We turned from a period in which all the forces operating on the economy were lined up to produce exceptionally favorable performance to a period when the economy must adjust to some of the imbalances that built up in the earlier period. Our job as monetary policymakers is to try to ensure that the adjustment is not too jarring. But there has been pain. Many investors are understandably unhappy at their loss of wealth. So much of what had been accumulated in a few years has quickly disappeared, almost as mysteriously. In addition, many firms have gone bankrupt and others will, especially some of the riskier ventures in the technology sector. But these patterns seem to have historical precedent in the corrections of both equity values and investment that follow, after a lag, the transition to a period of higher productivity growth.

Some might expect that new-economy developments would make recessions less likely. That is not an entirely unreasonable presumption. The experience among faster-growing European economies in the earlier postwar period was that these economies tended to have fewer quarters of declining output-the sine qua non of a recession as defined in the US-than was the case in the slower growing United States. Now that the US had become a higher growth economy (again), it might be that cyclical episodes would be more likely to be growth recessions and less likely to be outright recessions. However, in the US in the 1950s and 1960s-when average growth rates were about as high as today-the chance of negative-growth quarters was about equal to the chance in the 1970s and 1980s, when average growth was only half as large.

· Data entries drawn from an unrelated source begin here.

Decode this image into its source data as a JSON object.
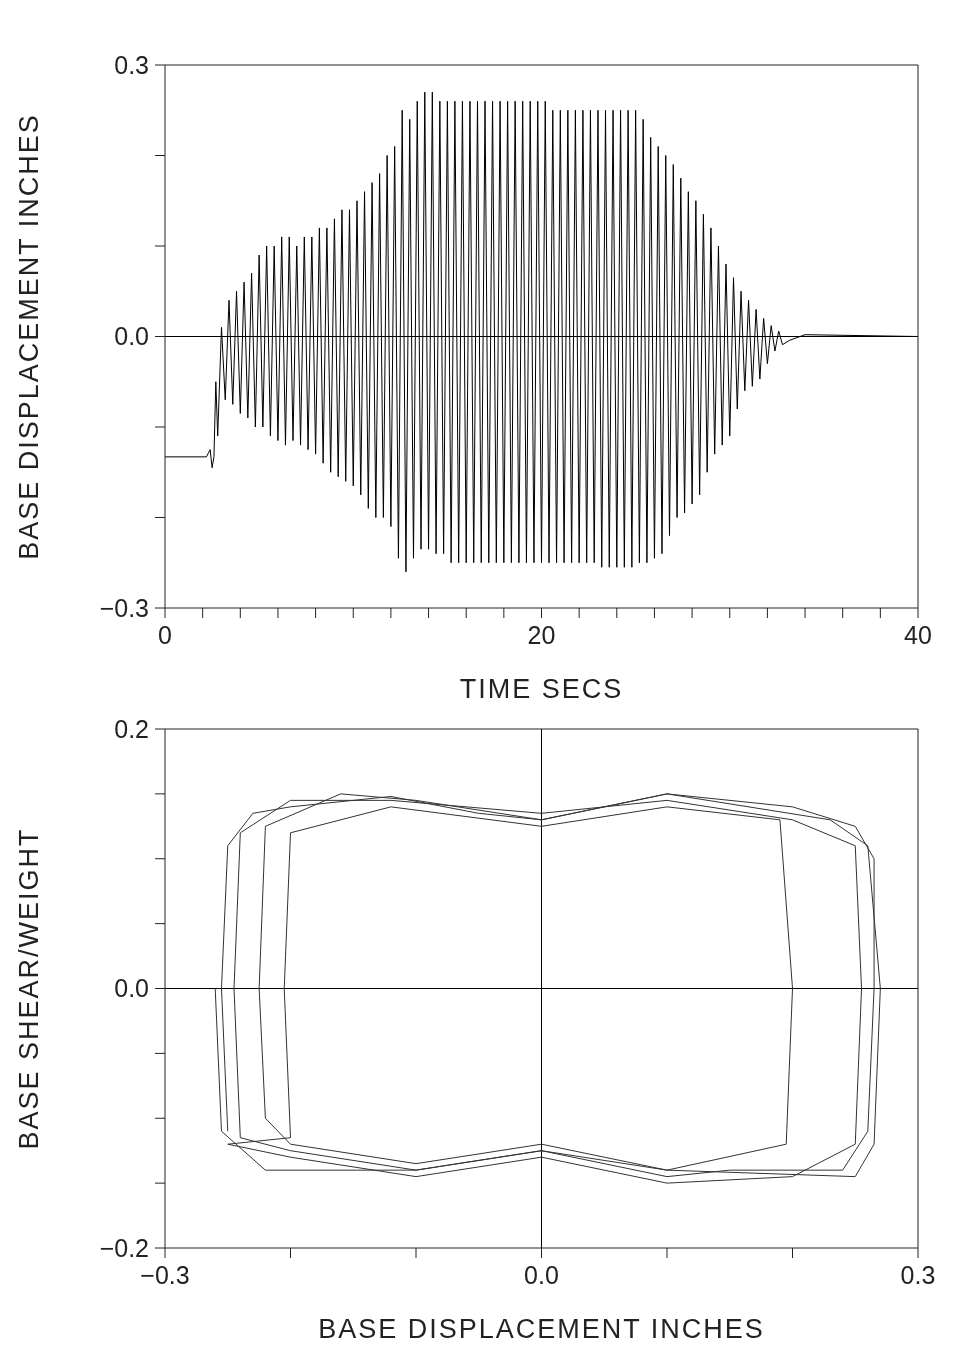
{
  "chart_data": [
    {
      "type": "line",
      "xlabel": "TIME    SECS",
      "ylabel": "BASE DISPLACEMENT INCHES",
      "marker": "none",
      "line_style": "solid",
      "xlim": [
        0,
        40
      ],
      "ylim": [
        -0.3,
        0.3
      ],
      "xticks": [
        0,
        {
          "value": 2,
          "label": null
        },
        {
          "value": 4,
          "label": null
        },
        {
          "value": 6,
          "label": null
        },
        {
          "value": 8,
          "label": null
        },
        {
          "value": 10,
          "label": null
        },
        {
          "value": 12,
          "label": null
        },
        {
          "value": 14,
          "label": null
        },
        {
          "value": 16,
          "label": null
        },
        {
          "value": 18,
          "label": null
        },
        20,
        {
          "value": 22,
          "label": null
        },
        {
          "value": 24,
          "label": null
        },
        {
          "value": 26,
          "label": null
        },
        {
          "value": 28,
          "label": null
        },
        {
          "value": 30,
          "label": null
        },
        {
          "value": 32,
          "label": null
        },
        {
          "value": 34,
          "label": null
        },
        {
          "value": 36,
          "label": null
        },
        {
          "value": 38,
          "label": null
        },
        40
      ],
      "yticks": [
        {
          "value": -0.3,
          "label": "−0.3"
        },
        {
          "value": -0.2,
          "label": null
        },
        {
          "value": -0.1,
          "label": null
        },
        {
          "value": 0,
          "label": "0.0"
        },
        {
          "value": 0.1,
          "label": null
        },
        {
          "value": 0.2,
          "label": null
        },
        0.3
      ],
      "ref_lines": [
        {
          "axis": "y",
          "value": 0,
          "color": "#000000"
        }
      ],
      "series": [
        {
          "color": "#000000",
          "x": [
            0,
            2.2,
            2.4,
            2.5,
            2.6,
            2.7,
            2.8,
            3.0,
            3.2,
            3.4,
            3.6,
            3.8,
            4.0,
            4.2,
            4.4,
            4.6,
            4.8,
            5.0,
            5.2,
            5.4,
            5.6,
            5.8,
            6.0,
            6.2,
            6.4,
            6.6,
            6.8,
            7.0,
            7.2,
            7.4,
            7.6,
            7.8,
            8.0,
            8.2,
            8.4,
            8.6,
            8.8,
            9.0,
            9.2,
            9.4,
            9.6,
            9.8,
            10.0,
            10.2,
            10.4,
            10.6,
            10.8,
            11.0,
            11.2,
            11.4,
            11.6,
            11.8,
            12.0,
            12.2,
            12.4,
            12.6,
            12.8,
            13.0,
            13.2,
            13.4,
            13.6,
            13.8,
            14.0,
            14.2,
            14.4,
            14.6,
            14.8,
            15.0,
            15.2,
            15.4,
            15.6,
            15.8,
            16.0,
            16.2,
            16.4,
            16.6,
            16.8,
            17.0,
            17.2,
            17.4,
            17.6,
            17.8,
            18.0,
            18.2,
            18.4,
            18.6,
            18.8,
            19.0,
            19.2,
            19.4,
            19.6,
            19.8,
            20.0,
            20.2,
            20.4,
            20.6,
            20.8,
            21.0,
            21.2,
            21.4,
            21.6,
            21.8,
            22.0,
            22.2,
            22.4,
            22.6,
            22.8,
            23.0,
            23.2,
            23.4,
            23.6,
            23.8,
            24.0,
            24.2,
            24.4,
            24.6,
            24.8,
            25.0,
            25.2,
            25.4,
            25.6,
            25.8,
            26.0,
            26.2,
            26.4,
            26.6,
            26.8,
            27.0,
            27.2,
            27.4,
            27.6,
            27.8,
            28.0,
            28.2,
            28.4,
            28.6,
            28.8,
            29.0,
            29.2,
            29.4,
            29.6,
            29.8,
            30.0,
            30.2,
            30.4,
            30.6,
            30.8,
            31.0,
            31.2,
            31.4,
            31.6,
            31.8,
            32.0,
            32.2,
            32.4,
            32.6,
            32.8,
            33.2,
            34,
            40
          ],
          "values": [
            -0.133,
            -0.133,
            -0.125,
            -0.145,
            -0.133,
            -0.05,
            -0.11,
            0.01,
            -0.07,
            0.04,
            -0.075,
            0.05,
            -0.085,
            0.06,
            -0.09,
            0.07,
            -0.1,
            0.09,
            -0.1,
            0.1,
            -0.11,
            0.1,
            -0.115,
            0.11,
            -0.12,
            0.11,
            -0.115,
            0.1,
            -0.12,
            0.11,
            -0.125,
            0.11,
            -0.13,
            0.12,
            -0.14,
            0.12,
            -0.15,
            0.13,
            -0.155,
            0.14,
            -0.16,
            0.14,
            -0.165,
            0.15,
            -0.175,
            0.16,
            -0.19,
            0.17,
            -0.2,
            0.18,
            -0.2,
            0.2,
            -0.21,
            0.21,
            -0.245,
            0.25,
            -0.26,
            0.24,
            -0.245,
            0.26,
            -0.235,
            0.27,
            -0.235,
            0.27,
            -0.24,
            0.26,
            -0.24,
            0.26,
            -0.25,
            0.26,
            -0.25,
            0.26,
            -0.25,
            0.26,
            -0.25,
            0.26,
            -0.25,
            0.26,
            -0.25,
            0.26,
            -0.25,
            0.26,
            -0.25,
            0.26,
            -0.25,
            0.26,
            -0.25,
            0.26,
            -0.25,
            0.26,
            -0.25,
            0.26,
            -0.25,
            0.26,
            -0.25,
            0.25,
            -0.25,
            0.25,
            -0.25,
            0.25,
            -0.25,
            0.25,
            -0.25,
            0.25,
            -0.25,
            0.25,
            -0.25,
            0.25,
            -0.255,
            0.25,
            -0.255,
            0.25,
            -0.255,
            0.25,
            -0.255,
            0.25,
            -0.255,
            0.25,
            -0.25,
            0.24,
            -0.25,
            0.22,
            -0.245,
            0.21,
            -0.24,
            0.2,
            -0.22,
            0.19,
            -0.2,
            0.175,
            -0.195,
            0.16,
            -0.185,
            0.15,
            -0.175,
            0.135,
            -0.15,
            0.12,
            -0.13,
            0.1,
            -0.12,
            0.08,
            -0.11,
            0.065,
            -0.08,
            0.05,
            -0.06,
            0.04,
            -0.055,
            0.03,
            -0.047,
            0.02,
            -0.03,
            0.012,
            -0.016,
            0.006,
            -0.009,
            -0.004,
            0.002,
            0
          ]
        }
      ]
    },
    {
      "type": "line",
      "xlabel": "BASE DISPLACEMENT INCHES",
      "ylabel": "BASE SHEAR/WEIGHT",
      "marker": "none",
      "line_style": "solid",
      "xlim": [
        -0.3,
        0.3
      ],
      "ylim": [
        -0.2,
        0.2
      ],
      "xticks": [
        {
          "value": -0.3,
          "label": "−0.3"
        },
        {
          "value": -0.2,
          "label": null
        },
        {
          "value": -0.1,
          "label": null
        },
        {
          "value": 0,
          "label": "0.0"
        },
        {
          "value": 0.1,
          "label": null
        },
        {
          "value": 0.2,
          "label": null
        },
        0.3
      ],
      "yticks": [
        {
          "value": -0.2,
          "label": "−0.2"
        },
        {
          "value": -0.15,
          "label": null
        },
        {
          "value": -0.1,
          "label": null
        },
        {
          "value": -0.05,
          "label": null
        },
        {
          "value": 0,
          "label": "0.0"
        },
        {
          "value": 0.05,
          "label": null
        },
        {
          "value": 0.1,
          "label": null
        },
        {
          "value": 0.15,
          "label": null
        },
        0.2
      ],
      "ref_lines": [
        {
          "axis": "x",
          "value": 0,
          "color": "#000000"
        },
        {
          "axis": "y",
          "value": 0,
          "color": "#000000"
        }
      ],
      "series": [
        {
          "color": "#333333",
          "x": [
            -0.25,
            -0.255,
            -0.25,
            -0.23,
            -0.2,
            -0.12,
            -0.05,
            0,
            0.05,
            0.1,
            0.2,
            0.25,
            0.265,
            0.265,
            0.26,
            0.24,
            0.15,
            0.1,
            0,
            -0.1,
            -0.2,
            -0.24,
            -0.245,
            -0.24,
            -0.2,
            -0.12,
            0,
            0.1,
            0.2,
            0.25,
            0.255,
            0.25,
            0.2,
            0.1,
            0,
            -0.1,
            -0.2,
            -0.25,
            -0.2,
            -0.205,
            -0.2,
            -0.12,
            0,
            0.1,
            0.19,
            0.2,
            0.195,
            0.1,
            0,
            -0.1,
            -0.2,
            -0.22,
            -0.225,
            -0.22,
            -0.16,
            -0.1,
            0,
            0.1,
            0.23,
            0.26,
            0.27,
            0.265,
            0.25,
            0.1,
            0,
            -0.1,
            -0.22,
            -0.255,
            -0.26
          ],
          "values": [
            -0.11,
            0.0,
            0.11,
            0.135,
            0.14,
            0.148,
            0.135,
            0.13,
            0.14,
            0.15,
            0.14,
            0.125,
            0.1,
            0.0,
            -0.11,
            -0.14,
            -0.14,
            -0.145,
            -0.125,
            -0.14,
            -0.125,
            -0.115,
            0.0,
            0.12,
            0.145,
            0.145,
            0.135,
            0.145,
            0.13,
            0.11,
            0.0,
            -0.12,
            -0.145,
            -0.15,
            -0.13,
            -0.145,
            -0.13,
            -0.12,
            -0.115,
            0.0,
            0.12,
            0.14,
            0.125,
            0.14,
            0.13,
            0.0,
            -0.12,
            -0.14,
            -0.12,
            -0.135,
            -0.12,
            -0.1,
            0.0,
            0.125,
            0.15,
            0.145,
            0.13,
            0.15,
            0.13,
            0.11,
            0.0,
            -0.12,
            -0.145,
            -0.14,
            -0.125,
            -0.14,
            -0.14,
            -0.11,
            0.0
          ]
        }
      ]
    }
  ]
}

In addition, to the extent that the high-tech revolution increased the ability of firms to recognize and respond to changes in demand and quickly remedy unwanted inventory accumulation, the response of output to demand shocks might be less persistent. On the other hand, it appears that the high-tech revolution didn't help firms or other forecasters anticipate changes in demand.
There is no guarantee that a higher growth economy is less vulnerable to recessions. Indeed, I believe that the new-economy developments that have raised sustainable growth might also, at least initially, have made economic performance more volatile.

First, I noted that the adjustment to a higher rate of productivity growth might bring a temporary surge in output, on top of the higher average growth rates, while at the same time lowering the rate of inflation. Such a remarkable performance, while bound to be temporary, nevertheless could easily encourage unsustainable expectations. Hence, the attempt to take advantage of new-economy forces prompted such a frenzy of investment activity that many bad, as well as good, investment decisions were made. Bad investments result in some firms going out of business and others suffering temporarily depressed profitability and therefore curtailing further expansion for a while. And, in part because the profit opportunities of new technology firms were so difficult to gauge, exuberance took valuations to levels that proved to be unsustainable.

Two sets of new-economy forces are likely to be especially important in determining the severity of the slowdown. The first is the length of the adjustment period required to complete the shakeout and absorb any excess capacity resulting from the high-technology investment boom. The second is the time it takes for the accumulation of investment opportunities arising from the continued flow of innovations to lead to a revival of investment spending.

With respect to households, it appears inevitable that the decline in equity valuations will result in a negative wealth effect; as a result, growth in consumer spending is likely to remain below the pace of increase in income for a while. This will, over time, partially reverse the earlier decline in the saving rate. The other related key will be the degree to which declines in consumer confidence, perhaps under the influence of a softer labor market, undermine consumer spending.

The consensus forecast remains quite optimistic. It calls for a weak first half-but no recession-and some improvement in the second half, on the way to trend growth next year. One reason for a relatively optimistic assessment of recovery is that monetary policy has eased promptly and aggressively to support aggregate demand. To date, this easing has had only a little effect on aggregate demand. That is not a statement about the lack of potency of monetary policy, only about the well-known lag in the response of aggregate demand to monetary policy action. Given this lag, monetary policy could provide limited support for the economy during the period when weakness was developing.

But the response to the cumulative easing to date should begin to mount in the second half and continue to build in 2002. Moreover, if expectations in futures markets are borne out, energy prices should be moving lower. In addition, fiscal stimulus is on the way.

But the key to the strength and rapidity of the recovery will be the balance between the working off of excesses associated with new-economy forces that built up in 1999 and early 2000 and the renewal of investment as new-economy opportunities continue to accumulate.